Get information about it without monitoring, only once - an option -i
with the device - sudo upower -i /org/freedesktop/UPower/devices/battery_BAT0
.
ACPI
Another similar utility - acpi
, but also can display the temperature (and not only, see About ACPI):
$ sudo pacman -S acpi
Get information about the battery:
$ acpi -i
Battery 0: Charging, 91%, 00:21:40 until charged
Battery 0: design capacity 3649 mAh, last full capacity 3431 mAh = 94%
“design capacity 3649 mAh” — almost as calculated above, only there they took the current charge, which is now somewhere around 94% of the design capacity.
Batstat
The third useful thing - batstat
. Simple, but it can be useful.
Download the repository, build it with make:
$ git clone https://github.com/Juve45/batstat.git
$ cd batstat
$ make
$ chmod +x batstat
$ sudo mv batstat /usr/local/bin/
Run it:
Powertop
Powertop is able not only to display information about the battery, but also, firstly, to display information about processes that consume energy, and secondly, it can perform settings to save charge.
$ sudo pacman -S powertop
Run under the root user
$ sudo powertop
The Tunables tab displays information on settings that can optimize energy consumption.

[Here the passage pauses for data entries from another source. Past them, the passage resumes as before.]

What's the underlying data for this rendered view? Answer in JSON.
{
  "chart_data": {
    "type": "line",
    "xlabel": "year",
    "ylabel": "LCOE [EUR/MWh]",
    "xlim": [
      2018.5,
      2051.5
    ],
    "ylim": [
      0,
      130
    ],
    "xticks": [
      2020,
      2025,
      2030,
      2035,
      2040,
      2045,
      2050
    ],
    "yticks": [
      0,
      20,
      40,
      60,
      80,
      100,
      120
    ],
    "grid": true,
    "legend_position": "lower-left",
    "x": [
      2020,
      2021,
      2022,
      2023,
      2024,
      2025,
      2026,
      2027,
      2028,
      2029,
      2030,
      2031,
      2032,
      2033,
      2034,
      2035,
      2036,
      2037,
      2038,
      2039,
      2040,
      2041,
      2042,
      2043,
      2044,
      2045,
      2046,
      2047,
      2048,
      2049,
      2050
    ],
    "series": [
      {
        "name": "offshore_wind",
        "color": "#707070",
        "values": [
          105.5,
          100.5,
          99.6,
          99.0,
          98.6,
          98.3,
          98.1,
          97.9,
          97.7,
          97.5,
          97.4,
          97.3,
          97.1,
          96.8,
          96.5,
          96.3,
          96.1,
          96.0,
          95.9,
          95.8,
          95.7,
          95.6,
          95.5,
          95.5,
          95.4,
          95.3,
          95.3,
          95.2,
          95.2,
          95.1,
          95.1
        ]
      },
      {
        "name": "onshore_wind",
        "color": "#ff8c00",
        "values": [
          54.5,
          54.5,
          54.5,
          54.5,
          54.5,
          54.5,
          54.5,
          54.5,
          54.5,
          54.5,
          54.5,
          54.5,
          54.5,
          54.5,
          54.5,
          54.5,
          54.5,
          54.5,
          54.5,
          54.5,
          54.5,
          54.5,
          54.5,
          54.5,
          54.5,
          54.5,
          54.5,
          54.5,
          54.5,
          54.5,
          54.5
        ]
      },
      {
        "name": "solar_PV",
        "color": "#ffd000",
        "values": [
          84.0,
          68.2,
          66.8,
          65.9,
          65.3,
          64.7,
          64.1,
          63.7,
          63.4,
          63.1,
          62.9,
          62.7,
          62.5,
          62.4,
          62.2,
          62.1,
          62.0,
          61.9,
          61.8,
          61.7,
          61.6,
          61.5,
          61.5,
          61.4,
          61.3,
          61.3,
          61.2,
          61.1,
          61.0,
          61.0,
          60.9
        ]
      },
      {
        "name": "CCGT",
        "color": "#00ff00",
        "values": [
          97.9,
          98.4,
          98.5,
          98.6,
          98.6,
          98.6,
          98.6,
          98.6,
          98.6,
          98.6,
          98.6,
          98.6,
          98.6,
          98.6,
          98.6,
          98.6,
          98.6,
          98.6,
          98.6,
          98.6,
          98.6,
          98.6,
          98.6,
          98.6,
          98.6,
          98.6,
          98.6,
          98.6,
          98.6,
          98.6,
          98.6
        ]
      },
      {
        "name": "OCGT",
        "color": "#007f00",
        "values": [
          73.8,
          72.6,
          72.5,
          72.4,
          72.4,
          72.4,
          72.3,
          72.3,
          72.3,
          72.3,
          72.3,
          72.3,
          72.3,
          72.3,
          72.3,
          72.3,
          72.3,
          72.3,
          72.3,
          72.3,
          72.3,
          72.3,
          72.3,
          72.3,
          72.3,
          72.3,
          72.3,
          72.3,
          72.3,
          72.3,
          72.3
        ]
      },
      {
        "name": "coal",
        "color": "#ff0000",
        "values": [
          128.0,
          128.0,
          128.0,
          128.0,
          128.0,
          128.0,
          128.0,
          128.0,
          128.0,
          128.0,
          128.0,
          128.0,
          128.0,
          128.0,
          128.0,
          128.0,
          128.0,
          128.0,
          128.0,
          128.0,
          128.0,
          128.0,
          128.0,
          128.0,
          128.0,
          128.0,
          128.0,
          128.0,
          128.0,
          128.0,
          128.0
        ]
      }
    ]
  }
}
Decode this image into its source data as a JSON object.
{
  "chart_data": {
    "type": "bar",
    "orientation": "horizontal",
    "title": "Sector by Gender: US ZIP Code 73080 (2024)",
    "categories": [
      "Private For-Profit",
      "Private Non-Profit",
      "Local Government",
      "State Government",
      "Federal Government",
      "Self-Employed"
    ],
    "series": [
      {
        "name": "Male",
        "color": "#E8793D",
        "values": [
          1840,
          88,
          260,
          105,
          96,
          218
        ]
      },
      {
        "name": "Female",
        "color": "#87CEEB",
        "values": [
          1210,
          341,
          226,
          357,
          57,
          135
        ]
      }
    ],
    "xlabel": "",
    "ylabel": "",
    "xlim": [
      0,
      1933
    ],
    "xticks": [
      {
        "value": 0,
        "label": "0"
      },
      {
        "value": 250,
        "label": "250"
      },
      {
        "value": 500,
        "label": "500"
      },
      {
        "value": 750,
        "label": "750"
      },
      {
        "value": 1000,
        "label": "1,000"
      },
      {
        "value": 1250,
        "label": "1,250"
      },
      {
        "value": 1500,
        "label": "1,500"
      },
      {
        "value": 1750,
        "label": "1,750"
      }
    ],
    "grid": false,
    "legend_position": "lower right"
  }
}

Select a desired item, hit Enter — and the option switches:
Also, can produce an HTML report:
$ sudo powertop — html=powerreport.html
And its result:
You can add a systemd service, which will perform automatic tuning at system startup.
Create a new file /etc/systemd/system/powertop.service
:
`
[Unit]
Description=Powertop tunings
[Service]
Type=oneshot
RemainAfterExit=yes
ExecStart=/usr/bin/powertop --auto-tune
[Install]
WantedBy=multi-user.target
`
Activate it:
$ sudo systemctl start powertop.service
$ sudo systemctl enable powertop.service
TLP
It’s just a monster. It is better to read more information here>>> and here>>>, and now about the main features.
Install:
$ sudo pacman -S tlp
$ sudo pacman -S tlp-rdw
There is a graphical interface:
$ yay -S tlpui
$ sudo tlpui
Under the hood, it already has all the settings that it does powertop, so the powertop.service
better to disable.
Start the service:
$ sudo systemctl enable tlp.service
And block (mask) services that may interfere tlp:
$ sudo systemctl mask systemd-rfkill.service
$ sudo systemctl mask systemd-rfkill.socket
Configuration file - /etc/tlp.conf
, and you can place your own configs under the /etc/tlp.d/
directory.
Display current settings:
$ sudo tlp-stat
— — TLP 1.5.0 — — — — — — — — — — — — — — — — — — — — — —
+++ Configured Settings:
defaults.conf L0004: TLP_ENABLE=”1"
defaults.conf L0005: TLP_WARN_LEVEL=”3"
defaults.conf L0006: TLP_PERSISTENT_DEFAULT=”0"
defaults.conf L0007: DISK_IDLE_SECS_ON_AC=”0"
…
Brings up a bunch of hardware and optimization options, all customizable.
General advice
And let’s not forget about the most basic things.
First of all, this is, of course, the brightness of the screen — reduce it with the Fn +/-brightness buttons, or through a file, I have it in the /sys/class/backlight/amdgpu_bl0/brightness
:
$ sudo bash -c 'echo -n 25 > /sys/class/backlight/amdgpu_bl0/brightness'
Also, you can turn off unnecessary USB devices such as mouse/keyboard/external drive and Bluetooth and/or WiFi if connected by cable.